NEW DELHI: India's economy grew by 5.3 per cent in the quarter to September, data showed Friday, continuing a slump blamed on falling investment and weak industrial activity.
The figures for the July-September quarter were slightly better than expected by analysts, who had forecast growth in gross domestic product of 5.2 per cent, but were weaker than data for the April-June quarter.
The economy has been hit by high interest rates, Europe's debt crisis which has slowed exports, and sluggish investment caused by domestic and overseas concerns about stagnant policy-making and corruption.
The 5.3 per cent growth in the second financial quarter was down from 6.7 per cent growth in the same period a year ago.
Manufacturing performed the weakest, growing by a scant 0.8 per cent from a year earlier. Services such as hotels and transport grew by 5.5 per cent while financial and property activities jumped by 9.4 per cent.
Analysts say the worse may now be over after a string of pro-market reforms by the left-leaning government since September which are aimed at reviving confidence and boosting growth.
Goldman Sachs this week upgraded Indian shares in anticipation of a pick-up in growth and easing inflation that would give the central bank room to cut borrowing costs and spur the economy.
Goldman Sachs economist Tushar Poddar said he saw “an improving outlook” with growth climbing to 7.2 per cent in 2014 from 5.4 per cent in 2012.
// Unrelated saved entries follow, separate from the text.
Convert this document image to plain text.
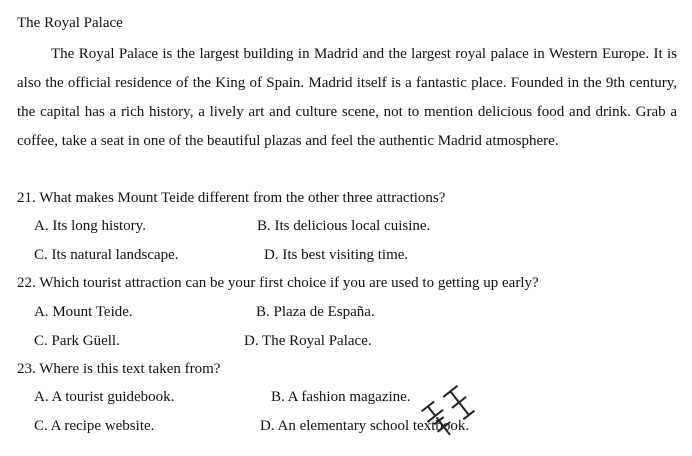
The Royal Palace
The Royal Palace is the largest building in Madrid and the largest royal palace in Western Europe. It is also the official residence of the King of Spain. Madrid itself is a fantastic place. Founded in the 9th century, the capital has a rich history, a lively art and culture scene, not to mention delicious food and drink. Grab a coffee, take a seat in one of the beautiful plazas and feel the authentic Madrid atmosphere.
21. What makes Mount Teide different from the other three attractions?
A. Its long history.	B. Its delicious local cuisine.
C. Its natural landscape.	D. Its best visiting time.
22. Which tourist attraction can be your first choice if you are used to getting up early?
A. Mount Teide.	B. Plaza de España.
C. Park Güell.	D. The Royal Palace.
23. Where is this text taken from?
A. A tourist guidebook.	B. A fashion magazine.
C. A recipe website.	D. An elementary school textbook.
He cited falling oil prices, growing domestic demand as incomes rise and economic reforms that could ease supply and infrastructure bottlenecks.
The Congress-led government agreed on Thursday to a vote in parliament on the contentious issue of allowing supermarket foreign giants like Walmart to operate in India, a move that critics fear could close many small family-run stores.
The government's decision was an attempt to end a parliamentary stalemate and press ahead with its reform agenda that includes opening up the vast pensions and insurance sectors to greater investment from overseas.
The government is expected to win the vote on retail policy next week comfortably in the lower house but may face a tougher fight in the upper house.
While defeat would be a loss of face for the government, it would not be a vote of confidence and so would not lead to early elections.
“GDP growth this (fiscal) year will probably fall a little bit below 5.5 per cent or thereabouts and it will start recovering in the fiscal year 2014,”Atsi Sheth, senior analyst at global ratings agency Moody's, told the Economic Times.
While growth of above 5.0 per cent would be the envy of much of the world, it is not enough for India which has been aiming for close to double-digit expansion as it seeks to reduce crushing poverty.
“For us, eight per cent growth is not an aspiration but a necessity. India cannot afford to grow below eight per cent,” Finance Minister P. Chidambaram said.